Originally Posted by
querty
A refreshing thread for this site.....
Gypsy_rose, you are spot on. It's as if you interviewed my wife. At 59 she looks fantastic, gets compliments all the time, gets hit on in the grocery store and in coffee shops. I can see when she i. When I see her struggling with the image in the mirror or she comments about looking old, I support her with truly sincere comments about how attractive and sexy I find her. But more helpful (and equally sincere), I make these comments when she's not thinking about it. I walk in the room, she looks hot, I tell her, and often make a pass at her (and sometimes I am successful!).
I'm 56 and all this has started for me recently. "Why is my dad's face in the mirror". I can't drag a couch up the stairs and not be winded like I once could, and a feeling of being weak creeps in. I see myself in pictures and think - when the hell did that happen!? It takes longer for me to be 'ready' when we are intimate, and longer to be ready again (if I manage not to pass right out!). A feeling of inadequacy creeps in.
Down below are comments about pain getting in they way of sex, and whether this should or should not be big deal. I suspect it wasn't meant as the broad statement I took it as, but.... Painful sex, especially for women, can rob a person of all desire, and can affect all manner of a person's body, mind, and soul. This is true I suspect of any chronic pain condidtion, but painfull sex has it's own set of impacts. The pain affects more than the relatively short period of actual sex. The frequent anticipation and foreboding of impending a significantly painful event affects body mind and soul. A person naturally starts to develop avoidance behaviors, consciously or not, which thier partner may misinterpret. It affects your mood if you know it's coming or is going to be asked for. There is guilt for denying your partner, there is remorse for no longer being able to satisfy your partner, feeling like a burden, and even a failure. There is resentment on the part of your partner, for which you feel responsible.

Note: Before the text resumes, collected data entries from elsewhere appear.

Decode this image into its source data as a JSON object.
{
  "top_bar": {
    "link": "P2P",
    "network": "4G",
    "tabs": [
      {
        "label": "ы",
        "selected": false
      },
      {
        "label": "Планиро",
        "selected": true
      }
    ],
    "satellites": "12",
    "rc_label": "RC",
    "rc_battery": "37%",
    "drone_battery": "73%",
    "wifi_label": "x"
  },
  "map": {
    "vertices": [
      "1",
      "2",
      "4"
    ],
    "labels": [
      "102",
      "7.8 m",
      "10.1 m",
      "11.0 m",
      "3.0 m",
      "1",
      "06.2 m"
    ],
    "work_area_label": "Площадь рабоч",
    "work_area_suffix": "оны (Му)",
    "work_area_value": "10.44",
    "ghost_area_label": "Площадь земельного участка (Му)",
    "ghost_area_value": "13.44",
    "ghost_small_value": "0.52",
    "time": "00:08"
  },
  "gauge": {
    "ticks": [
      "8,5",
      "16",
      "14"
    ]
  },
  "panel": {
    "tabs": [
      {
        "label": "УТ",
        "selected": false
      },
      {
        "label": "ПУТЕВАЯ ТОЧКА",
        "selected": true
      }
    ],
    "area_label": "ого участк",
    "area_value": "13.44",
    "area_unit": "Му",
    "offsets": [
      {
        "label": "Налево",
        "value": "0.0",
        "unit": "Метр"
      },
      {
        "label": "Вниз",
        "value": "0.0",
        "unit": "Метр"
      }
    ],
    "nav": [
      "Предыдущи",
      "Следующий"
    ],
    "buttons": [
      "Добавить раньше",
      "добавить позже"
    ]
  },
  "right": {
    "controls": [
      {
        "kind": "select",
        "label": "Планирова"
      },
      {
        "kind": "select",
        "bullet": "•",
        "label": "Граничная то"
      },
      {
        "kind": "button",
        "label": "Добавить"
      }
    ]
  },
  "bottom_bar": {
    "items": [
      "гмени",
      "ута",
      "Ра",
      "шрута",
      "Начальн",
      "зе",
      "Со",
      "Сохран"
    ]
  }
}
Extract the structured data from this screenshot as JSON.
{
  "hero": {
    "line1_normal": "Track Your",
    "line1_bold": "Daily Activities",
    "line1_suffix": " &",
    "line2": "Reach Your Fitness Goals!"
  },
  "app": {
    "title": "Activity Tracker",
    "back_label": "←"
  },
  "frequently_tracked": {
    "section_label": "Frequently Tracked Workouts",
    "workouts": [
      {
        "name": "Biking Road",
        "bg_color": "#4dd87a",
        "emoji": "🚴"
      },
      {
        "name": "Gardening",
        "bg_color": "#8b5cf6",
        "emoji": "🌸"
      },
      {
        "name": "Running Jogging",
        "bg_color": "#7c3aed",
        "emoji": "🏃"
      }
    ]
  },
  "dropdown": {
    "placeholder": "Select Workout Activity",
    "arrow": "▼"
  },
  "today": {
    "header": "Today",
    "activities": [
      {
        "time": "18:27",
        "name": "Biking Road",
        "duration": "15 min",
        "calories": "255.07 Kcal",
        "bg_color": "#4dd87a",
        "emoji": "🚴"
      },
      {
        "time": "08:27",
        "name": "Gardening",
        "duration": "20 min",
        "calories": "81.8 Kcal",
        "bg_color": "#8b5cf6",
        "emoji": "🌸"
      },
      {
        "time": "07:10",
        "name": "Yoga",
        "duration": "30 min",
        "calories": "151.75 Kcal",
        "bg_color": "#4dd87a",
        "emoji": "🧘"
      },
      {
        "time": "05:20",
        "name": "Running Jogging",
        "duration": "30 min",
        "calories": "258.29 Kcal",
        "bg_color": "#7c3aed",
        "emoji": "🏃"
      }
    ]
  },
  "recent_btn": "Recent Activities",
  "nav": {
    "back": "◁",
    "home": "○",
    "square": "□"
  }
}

I make these statements from the personal experiences of my wife and I. Though I new sex was more painful for her, and we were trying differnt things, I was not aware of the severity of it or of the broad impact it was having on her (she was trying to shield me from it) till one day she broke down in tears at my frustration during an intimate moment. I felt like a selfish ass for it, and for not having had recognized the severity of it on my own.
Fortunately for her, because of her good health, there was a solution that has been wondrous (bio-identical hormone treatment). She could sleep again, sex was no longer painful, her libido returned (gangbusters), she was abble to get off anti-depression meds and the side effects thereof. We've been going strong ever since.
A long way for me to go to say, painful sex and/or loss of libido can affect every aspect of a person's life.